Q: What have you learned about Astoria that you did not know when you applied for the job as city manager?

A: Well, I think I somewhat knew, but I think it's been magnified. I just think there is a true pride in being in Astoria — or actually even being born and raised in Astoria.

And I think that's something special. It communicates how much people care about their community and their city.

When you do have the interaction like, well, where are you from? Most places, when you travel and you say, 'Where are you from?' My assumption is people would say, 'I'm from Astoria.' They don't say, 'I'm from Portland.' They don't say I'm from the bigger city.

People know this area and the history, and there is a point of pride in that.

Q: What do you consider the biggest public policy challenges facing the city?

A: Housing clearly is an obvious issue. I'm currently confronting that myself, in trying to relocate from another state to Astoria.

And clearly Astoria is predominantly built out, and so you don't have greenfields or new housing subdivisions. So that will be the challenge.

How do you keep the vibrancy of the community, but still allow some ability for people to want to live? And people that work here. The great thing about being part of the city, you want to be able to live where you work.

So it would be great to have everyone have that opportunity.

That is a challenge and it's going to take some creativity to see how at some point you can move those margins.

Q: Astoria is a unique place and people who live here are rightly protective of its history and culture. But we've seen an ugly strain in our politics over the past few years around themes of preserving "our town," especially in the housing discussion. Coming from the outside, how do you deal with that as a leader?

A: Well, I think every community wants to preserve their quality of life.

I think when people come to an area, there is an element of what should be preserved and what should be changed. I guess, to some degree, I think that's a little bit early for me to say, kind of this is what we need to do, so to speak.

But people come here because the community is great as it is. So it's kind of interesting in terms of preserving. There is a point of saying, yeah, let's preserve what makes Astoria special. You do want to protect that.

I think there is a level of responsibility to make sure that Astoria is the community that it is because of what it's currently doing.

So I don't think you go in and disrupt that.

Q: There is sometimes a disconnect between how we see ourselves as a city and the reality. For all our vibrancy, there are still too many empty storefronts and underused properties downtown and along the river. Does Astoria need a better economic development strategy?

A: I've obviously visited Astoria before. I'm really impressed with what Astoria actually has, in terms of, you go to other communities, and you do see a lot more vacancies, a lot more buildings that are I'd say in disrepair.

There's a sense of vibrancy in Astoria. I think people should be proud of that.

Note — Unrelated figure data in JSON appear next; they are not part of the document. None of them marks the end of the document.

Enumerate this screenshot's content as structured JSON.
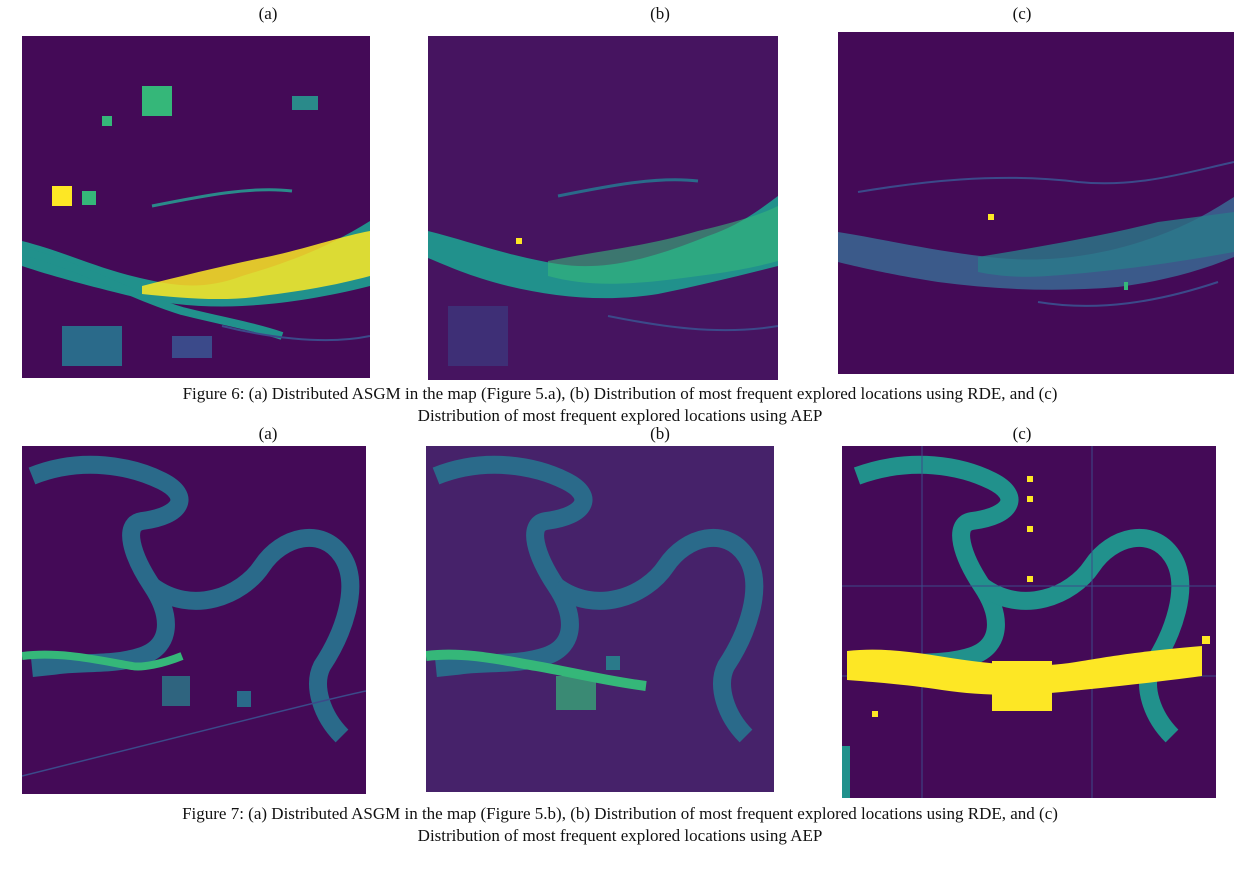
{
  "figure6": {
    "panel_labels": [
      "(a)",
      "(b)",
      "(c)"
    ],
    "caption_line1": "Figure 6: (a) Distributed ASGM in the map (Figure 5.a), (b) Distribution of most frequent explored locations using RDE, and (c)",
    "caption_line2": "Distribution of most frequent explored locations using AEP"
  },
  "figure7": {
    "panel_labels": [
      "(a)",
      "(b)",
      "(c)"
    ],
    "caption_line1": "Figure 7: (a) Distributed ASGM in the map (Figure 5.b), (b) Distribution of most frequent explored locations using RDE, and (c)",
    "caption_line2": "Distribution of most frequent explored locations using AEP"
  },
  "colors": {
    "background": "#440a57",
    "low": "#3b2f7a",
    "mid": "#2a8a8a",
    "teal": "#21918c",
    "high": "#fde725"
  }
}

The economic initiatives that have occurred prior, too, have actually helped Astoria what it currently is right now.

Clearly, you want to make sure that the business community is still successful. And if there's opportunities for future growth that can complement what is currently here, I think that would be a focus.

I think the economic direction that Astoria is on is good. You always want to make sure that there is job opportunities for people who come to Astoria.

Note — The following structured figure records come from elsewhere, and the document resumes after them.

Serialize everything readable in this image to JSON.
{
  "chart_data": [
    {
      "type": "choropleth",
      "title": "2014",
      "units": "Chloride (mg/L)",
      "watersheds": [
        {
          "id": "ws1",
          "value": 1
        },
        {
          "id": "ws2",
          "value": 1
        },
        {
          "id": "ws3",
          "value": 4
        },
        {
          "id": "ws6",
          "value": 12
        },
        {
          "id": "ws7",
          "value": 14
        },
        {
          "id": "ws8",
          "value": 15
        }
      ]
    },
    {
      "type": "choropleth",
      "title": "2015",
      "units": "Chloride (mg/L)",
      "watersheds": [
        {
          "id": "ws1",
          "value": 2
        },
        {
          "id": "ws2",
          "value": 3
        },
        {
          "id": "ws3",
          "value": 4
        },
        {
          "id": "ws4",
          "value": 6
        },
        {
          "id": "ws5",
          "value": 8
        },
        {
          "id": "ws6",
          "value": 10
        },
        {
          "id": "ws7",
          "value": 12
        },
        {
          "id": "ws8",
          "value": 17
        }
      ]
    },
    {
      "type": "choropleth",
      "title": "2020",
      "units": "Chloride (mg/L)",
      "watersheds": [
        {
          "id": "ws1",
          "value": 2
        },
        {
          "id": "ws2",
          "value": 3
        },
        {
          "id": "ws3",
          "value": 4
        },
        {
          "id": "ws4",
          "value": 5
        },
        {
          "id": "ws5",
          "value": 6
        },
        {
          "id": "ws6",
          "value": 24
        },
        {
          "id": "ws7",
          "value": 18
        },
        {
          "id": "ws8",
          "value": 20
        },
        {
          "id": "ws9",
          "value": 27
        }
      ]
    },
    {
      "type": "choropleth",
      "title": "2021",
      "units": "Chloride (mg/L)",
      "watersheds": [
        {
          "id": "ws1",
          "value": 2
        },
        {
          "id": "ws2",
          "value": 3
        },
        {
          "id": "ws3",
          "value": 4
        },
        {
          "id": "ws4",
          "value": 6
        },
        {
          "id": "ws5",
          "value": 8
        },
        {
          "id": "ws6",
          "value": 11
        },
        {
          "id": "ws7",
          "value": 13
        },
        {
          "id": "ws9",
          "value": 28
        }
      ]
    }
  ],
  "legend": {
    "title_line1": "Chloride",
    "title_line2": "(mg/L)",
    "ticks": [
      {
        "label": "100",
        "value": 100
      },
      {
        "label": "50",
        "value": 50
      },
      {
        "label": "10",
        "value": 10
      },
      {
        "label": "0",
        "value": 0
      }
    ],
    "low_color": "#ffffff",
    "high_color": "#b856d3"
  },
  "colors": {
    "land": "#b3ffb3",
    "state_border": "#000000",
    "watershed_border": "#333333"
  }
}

I think what I've learned, the Hyak (Maritime) project on Tongue Point, that is unbelievable. That's great. If you can actually have a maritime industry, which is part of Astoria's history, I mean, that's great.

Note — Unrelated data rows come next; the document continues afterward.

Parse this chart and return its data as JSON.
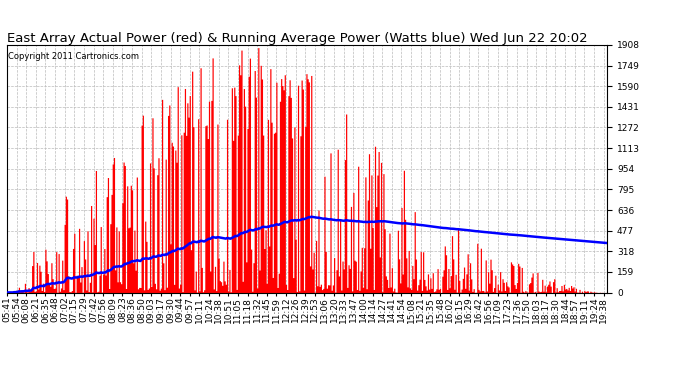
{
  "title": "East Array Actual Power (red) & Running Average Power (Watts blue) Wed Jun 22 20:02",
  "copyright": "Copyright 2011 Cartronics.com",
  "bg_color": "#ffffff",
  "bar_color": "#ff0000",
  "avg_color": "#0000ff",
  "yticks": [
    0.0,
    159.0,
    317.9,
    476.9,
    635.8,
    794.8,
    953.8,
    1112.7,
    1271.7,
    1430.7,
    1589.6,
    1748.6,
    1907.5
  ],
  "ymax": 1907.5,
  "ymin": 0.0,
  "grid_color": "#bbbbbb",
  "grid_linestyle": "--",
  "title_fontsize": 9.5,
  "tick_fontsize": 6.5,
  "copyright_fontsize": 6.0,
  "avg_linewidth": 1.8,
  "figwidth": 6.9,
  "figheight": 3.75,
  "dpi": 100
}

I think those opportunities are great to be able to build on and leverage.

Q: How are you going to define success in this role?

A: I sometimes say that when you're in city government, you really are in the quality of life business.

And so, are we providing essential services to the residents of Astoria? Are we meeting the needs of the residents and the business community? And are we actually sustaining the business community and actually making sure that they're successful?

I think, when we talk about economic sustainability, you want to make sure that the businesses that are currently here are being successful. So what can we do in partnership as the city government to make sure that they're being successful?

We're not only a partner, but we have a role, too, to make sure that we're creating a higher standard of life.

Q: What do you want people to know about you that they may not already?

A: I genuinely care about public service. I believe city government can be a force of good. I think it's an essential part of being a community.

I see government as being a partner with, really, the residents, the business community and trying to, again, preserve the quality of life that people enjoy here. And raise the quality of life for Astorians.